Nurse Case Management

Published

I work in a hospital on a med surg floor, we recently changed our model from discharge planning/ UR( I worked discharge planning for 8 years and UR for 4 years) to Nurse Case Management with social workers. We are now without a director and have a Interim director who is a nurse with 5 years experience in nursing, three as a discharge planner, so no one in our dept has a working knowledge of the new model. I have 25-28 patients on my unit. I do all Interqual and insurance reviews, Nursing home returns, DME, Home healthcare, dialysis and all difficult placements, financial included. I am expected to open everyone and speak with them within 24 hours, then chart on them every three days. The Observations we follow daily. We do the Interqual on the unit we are on, which is very challenging as there are so many interruptions. We have a social worker who covers two to three units and they stay in the office to do the New Nursing Home Placements, so there is not a lot of "teamwork" with them. Their main responsibility is New Nursing home placements only, they will get involved if a pt is homeless and will refer to shelters in town, but the nurse case manager will assess and speak to the patient before Social Work is involved, so the Social workers do placement to shelters only, at times they do not talk to patient as they do not have time.

We do have a clerical person who also does Observation charges, ULTCs for social workers and will fax for us if there is time, they are based in the office with the social workers, and they need to be paged each time you have something to fax. Is this the norm in other places? I am salaried for a 40 hour week and usually spend 10-12 hour days and take call on the weekend with no compensation. I love my job, but this is not good for my family life, so just need to know if this gets better after time or is this the norm. Any ideas, thoughts or suggestion that could make this work better?

Specializes in ED, ICU, MS/MT, PCU, CM, House Sup, Frontline mgr.

Sadly, I worked in one hospital that follows the same model and had big caseloads too (20-40 patients per Nurse CM inpatient). Nurse case managers and social workers were completely dissatisfied with the job and the turnover rate for that hospital is high! Another hospital allows nurse case managers to work on the clinical aspects of discharge planning and UR, while the social workers are available to counsel patients, assess for safety issues and family dynamics, and work on custodial placement that are short and long-term in nature.

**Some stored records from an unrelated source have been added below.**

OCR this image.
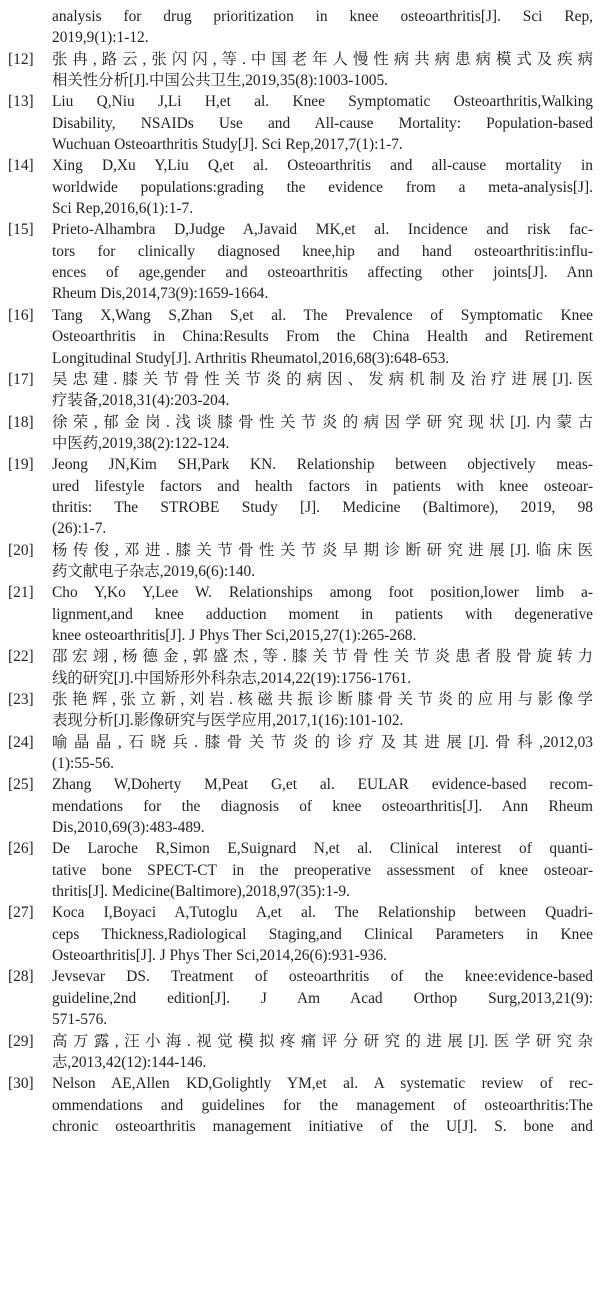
analysis for drug prioritization in knee osteoarthritis[J]. Sci Rep,
2019,9(1):1-12.
[12]	张冉,路云,张闪闪,等.中国老年人慢性病共病患病模式及疾病
相关性分析[J].中国公共卫生,2019,35(8):1003-1005.
[13]	Liu Q,Niu J,Li H,et al. Knee Symptomatic Osteoarthritis,Walking
Disability, NSAIDs Use and All-cause Mortality: Population-based
Wuchuan Osteoarthritis Study[J]. Sci Rep,2017,7(1):1-7.
[14]	Xing D,Xu Y,Liu Q,et al. Osteoarthritis and all-cause mortality in
worldwide populations:grading the evidence from a meta-analysis[J].
Sci Rep,2016,6(1):1-7.
[15]	Prieto-Alhambra D,Judge A,Javaid MK,et al. Incidence and risk fac-
tors for clinically diagnosed knee,hip and hand osteoarthritis:influ-
ences of age,gender and osteoarthritis affecting other joints[J]. Ann
Rheum Dis,2014,73(9):1659-1664.
[16]	Tang X,Wang S,Zhan S,et al. The Prevalence of Symptomatic Knee
Osteoarthritis in China:Results From the China Health and Retirement
Longitudinal Study[J]. Arthritis Rheumatol,2016,68(3):648-653.
[17]	吴忠建.膝关节骨性关节炎的病因、发病机制及治疗进展[J].医
疗装备,2018,31(4):203-204.
[18]	徐荣,郁金岗.浅谈膝骨性关节炎的病因学研究现状[J].内蒙古
中医药,2019,38(2):122-124.
[19]	Jeong JN,Kim SH,Park KN. Relationship between objectively meas-
ured lifestyle factors and health factors in patients with knee osteoar-
thritis: The STROBE Study [J]. Medicine (Baltimore), 2019, 98
(26):1-7.
[20]	杨传俊,邓进.膝关节骨性关节炎早期诊断研究进展[J].临床医
药文献电子杂志,2019,6(6):140.
[21]	Cho Y,Ko Y,Lee W. Relationships among foot position,lower limb a-
lignment,and knee adduction moment in patients with degenerative
knee osteoarthritis[J]. J Phys Ther Sci,2015,27(1):265-268.
[22]	邵宏翊,杨德金,郭盛杰,等.膝关节骨性关节炎患者股骨旋转力
线的研究[J].中国矫形外科杂志,2014,22(19):1756-1761.
[23]	张艳辉,张立新,刘岩.核磁共振诊断膝骨关节炎的应用与影像学
表现分析[J].影像研究与医学应用,2017,1(16):101-102.
[24]	喻晶晶,石晓兵.膝骨关节炎的诊疗及其进展[J].骨科,2012,03
(1):55-56.
[25]	Zhang W,Doherty M,Peat G,et al. EULAR evidence-based recom-
mendations for the diagnosis of knee osteoarthritis[J]. Ann Rheum
Dis,2010,69(3):483-489.
[26]	De Laroche R,Simon E,Suignard N,et al. Clinical interest of quanti-
tative bone SPECT-CT in the preoperative assessment of knee osteoar-
thritis[J]. Medicine(Baltimore),2018,97(35):1-9.
[27]	Koca I,Boyaci A,Tutoglu A,et al. The Relationship between Quadri-
ceps Thickness,Radiological Staging,and Clinical Parameters in Knee
Osteoarthritis[J]. J Phys Ther Sci,2014,26(6):931-936.
[28]	Jevsevar DS. Treatment of osteoarthritis of the knee:evidence-based
guideline,2nd edition[J]. J Am Acad Orthop Surg,2013,21(9):
571-576.
[29]	高万露,汪小海.视觉模拟疼痛评分研究的进展[J].医学研究杂
志,2013,42(12):144-146.
[30]	Nelson AE,Allen KD,Golightly YM,et al. A systematic review of rec-
ommendations and guidelines for the management of osteoarthritis:The
chronic osteoarthritis management initiative of the U[J]. S. bone and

The work for hospital number 1 has not gotten better and I do not think it ever will. On the other hand, hospital 2 is more rewarding because the nurse CMs have time to get stuff done and only work as a nurse with a reasonable caseload inpatient (less than 20 patients per Nurse CM). Thus, it is no surprise that hospital number 2 has a low turnover rate! My advice to you is to start looking for another job, especially if you have at least 6 months to 1 year of work experience in your current position. Good luck.